"Il ne s'agit pas de protectionnisme. Simplement, il faut appeler un chat un
chat", clame Jean-Daniel Pasche, président de son association faîtière. La
Fédération de l'industrie horlogère suisse soutient, avec plus de 80% de ses
membres, la révision législative "Swissness" que le Conseil fédéral a transmise
au Parlement en novembre dernier.
Selon le président de la FH, "c'est le bon moment", à l'heure où certains
doutes de consommateurs se font jour ici ou là. Si rien n'est entrepris, il y a
un risque réel de tuer le concept en permettant la poursuite de l'érosion
lente, mais inexorable de la marque suisse ("Swiss made"). Un enjeu majeur pour
les horlogers.
60% du prix de revient
C'est pourquoi la FH s'investit pour voir adoptés des critères plus sévères.

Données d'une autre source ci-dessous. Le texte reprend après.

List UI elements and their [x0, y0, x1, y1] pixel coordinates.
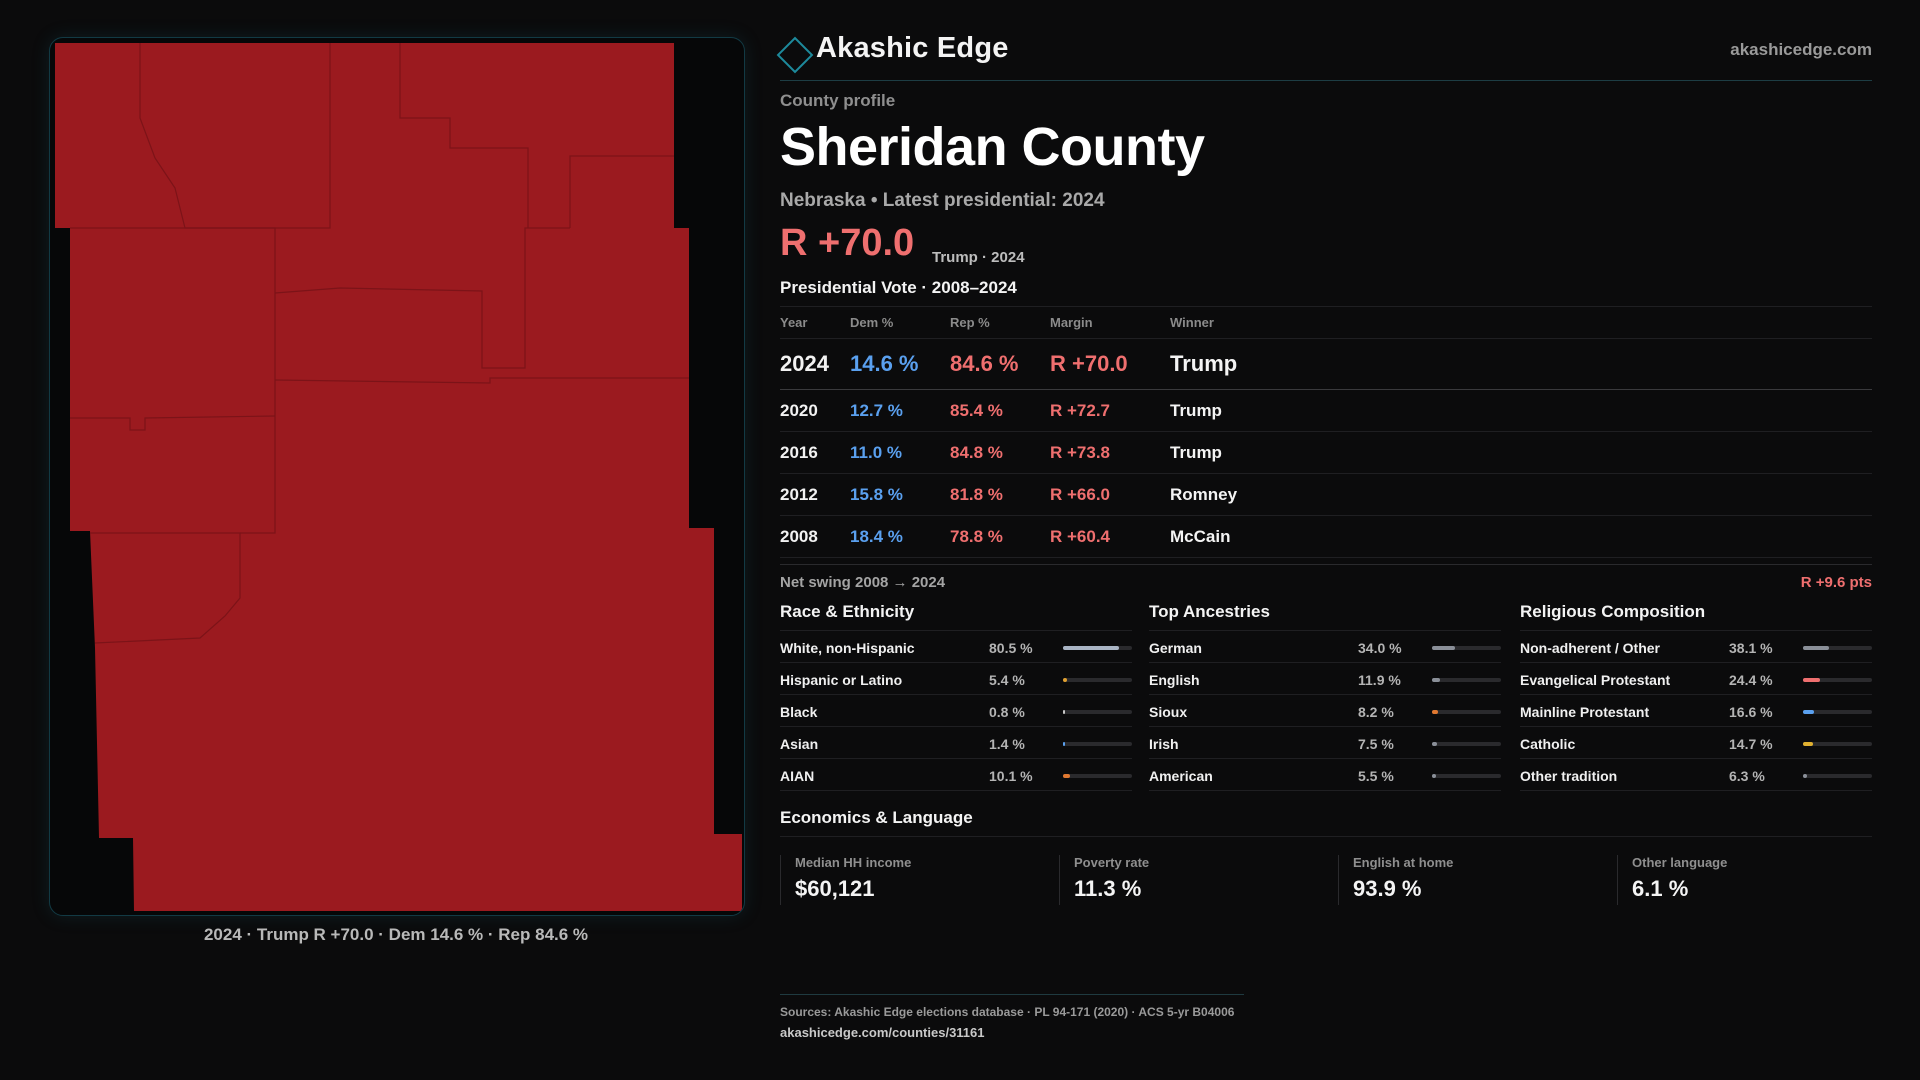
item-value: 7.5 %: [1358, 736, 1394, 752]
item-value: 80.5 %: [989, 640, 1033, 656]
bar-fill: [1432, 742, 1437, 746]
stat-card: [1059, 855, 1329, 905]
bar-track: [1803, 646, 1872, 650]
col-rep: Rep %: [950, 315, 990, 330]
item-label: Hispanic or Latino: [780, 672, 903, 688]
item-label: Sioux: [1149, 704, 1188, 720]
list-item: [1149, 631, 1501, 663]
dem-cell: 18.4 %: [850, 527, 903, 546]
margin-cell: R +73.8: [1050, 443, 1111, 462]
bar-fill: [1803, 710, 1814, 714]
net-swing-value: R +9.6 pts: [1800, 574, 1872, 591]
col-winner: Winner: [1170, 315, 1214, 330]
brand-url-link[interactable]: akashicedge.com: [1730, 40, 1872, 59]
stat-value: 11.3 %: [1074, 876, 1142, 901]
bar-fill: [1803, 678, 1820, 682]
item-label: German: [1149, 640, 1202, 656]
item-value: 14.7 %: [1729, 736, 1773, 752]
diamond-icon: [777, 37, 814, 74]
col-dem: Dem %: [850, 315, 894, 330]
item-value: 0.8 %: [989, 704, 1025, 720]
item-label: American: [1149, 768, 1213, 784]
year-cell: 2012: [780, 485, 818, 504]
dem-cell: 15.8 %: [850, 485, 903, 504]
dem-cell: 11.0 %: [850, 443, 902, 462]
bar-track: [1432, 678, 1501, 682]
bar-track: [1432, 774, 1501, 778]
stat-label: Median HH income: [795, 855, 912, 870]
col-margin: Margin: [1050, 315, 1093, 330]
item-label: Evangelical Protestant: [1520, 672, 1671, 688]
item-label: Irish: [1149, 736, 1179, 752]
table-row: [780, 432, 1872, 474]
item-label: Other tradition: [1520, 768, 1618, 784]
winner-cell: Trump: [1170, 401, 1222, 420]
item-label: Asian: [780, 736, 819, 752]
bar-fill: [1063, 710, 1065, 714]
net-swing-label: Net swing 2008 → 2024: [780, 574, 946, 591]
table-row: [780, 390, 1872, 432]
rep-cell: 84.8 %: [950, 443, 1003, 462]
bar-fill: [1803, 774, 1807, 778]
item-value: 6.3 %: [1729, 768, 1765, 784]
rep-cell: 81.8 %: [950, 485, 1003, 504]
economics-panel: [780, 855, 1872, 905]
headline-margin: R +70.0: [780, 222, 915, 264]
margin-cell: R +72.7: [1050, 401, 1111, 420]
ancestries-panel: [1149, 602, 1501, 791]
stat-label: Other language: [1632, 855, 1728, 870]
item-label: White, non-Hispanic: [780, 640, 915, 656]
winner-cell: Romney: [1170, 485, 1238, 504]
stat-card: [1338, 855, 1608, 905]
race-heading: Race & Ethnicity: [780, 602, 1132, 631]
stat-value: 93.9 %: [1353, 876, 1422, 901]
bar-fill: [1063, 742, 1065, 746]
bar-track: [1063, 646, 1132, 650]
county-shape[interactable]: [55, 43, 742, 911]
county-permalink[interactable]: akashicedge.com/counties/31161: [780, 1025, 985, 1040]
rep-cell: 78.8 %: [950, 527, 1003, 546]
winner-cell: Trump: [1170, 443, 1222, 462]
list-item: [780, 695, 1132, 727]
year-cell: 2008: [780, 527, 818, 546]
religion-panel: [1520, 602, 1872, 791]
stat-card: [1617, 855, 1887, 905]
rep-cell: 84.6 %: [950, 351, 1019, 376]
year-cell: 2024: [780, 351, 829, 376]
list-item: [780, 727, 1132, 759]
vote-heading: Presidential Vote · 2008–2024: [780, 278, 1017, 297]
year-cell: 2020: [780, 401, 818, 420]
bar-fill: [1063, 774, 1070, 778]
list-item: [1149, 727, 1501, 759]
item-value: 38.1 %: [1729, 640, 1773, 656]
item-value: 34.0 %: [1358, 640, 1402, 656]
bar-fill: [1432, 710, 1438, 714]
item-label: Black: [780, 704, 818, 720]
list-item: [1520, 663, 1872, 695]
bar-fill: [1063, 678, 1067, 682]
margin-cell: R +66.0: [1050, 485, 1111, 504]
list-item: [1520, 759, 1872, 791]
item-value: 10.1 %: [989, 768, 1033, 784]
bar-fill: [1432, 774, 1436, 778]
item-value: 1.4 %: [989, 736, 1025, 752]
brand-header: [780, 32, 1872, 81]
bar-track: [1803, 774, 1872, 778]
bar-track: [1803, 678, 1872, 682]
winner-cell: McCain: [1170, 527, 1231, 546]
county-map-svg: [50, 38, 744, 915]
margin-cell: R +60.4: [1050, 527, 1111, 546]
list-item: [780, 663, 1132, 695]
bar-track: [1432, 710, 1501, 714]
sources-text: Sources: Akashic Edge elections database · PL 94-171 (2020) · ACS 5-yr B04006: [780, 1005, 1235, 1019]
stat-card: [780, 855, 1050, 905]
eyebrow: County profile: [780, 91, 896, 110]
vote-table-header: [780, 306, 1872, 339]
bar-track: [1432, 646, 1501, 650]
list-item: [1149, 695, 1501, 727]
bar-track: [1063, 742, 1132, 746]
rep-cell: 85.4 %: [950, 401, 1003, 420]
item-value: 5.4 %: [989, 672, 1025, 688]
stat-value: 6.1 %: [1632, 876, 1689, 901]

Jean-Daniel Pasche mise sur l'expérience du secteur, notamment la lutte
anti-contrefaçons, pour protéger à long terme un label suisse qui globalement
pèse plus de 1% du produit intérieur brut (PIB) suisse par an, soit quelque 6
milliards de francs.
L'association faîtière salue ainsi le taux minimum de 60% du prix de revient du
produit qui doit être réalisé en Suisse, coefficient retenu par le Département
fédéral de justice d'Eveline Widmer-Schlumpf. Le calcul intègre nouvellement
les coûts liés à la recherche et au développement.
La FH compte porter le taux à 80% pour les montres mécaniques, en actionnant la
capacité laissée à la branche pour affiner les critères dans une ordonnance
spécifique. Celle-ci comprendra le prototypage et la construction technique,
outre les critères traditionnels du mouvement, de l'assemblage et du contrôle
final.
Une aubaine, se réjouit Jean-Daniel Pasche, selon qui "l'on va tout droit dans
le mur si l'on continue avec la pratique actuelle". Il n'existe pour l'heure
aucune limite de valeur pour les montres. On ne considère que le mouvement,
dont 50% doit être d'origine suisse.
Des opposants à la révision
Au-delà, Jean-Daniel Pasche estime que la loi révisée apportera une saine
émulation pour la recherche en Suisse, avec à la clé la création d'emplois.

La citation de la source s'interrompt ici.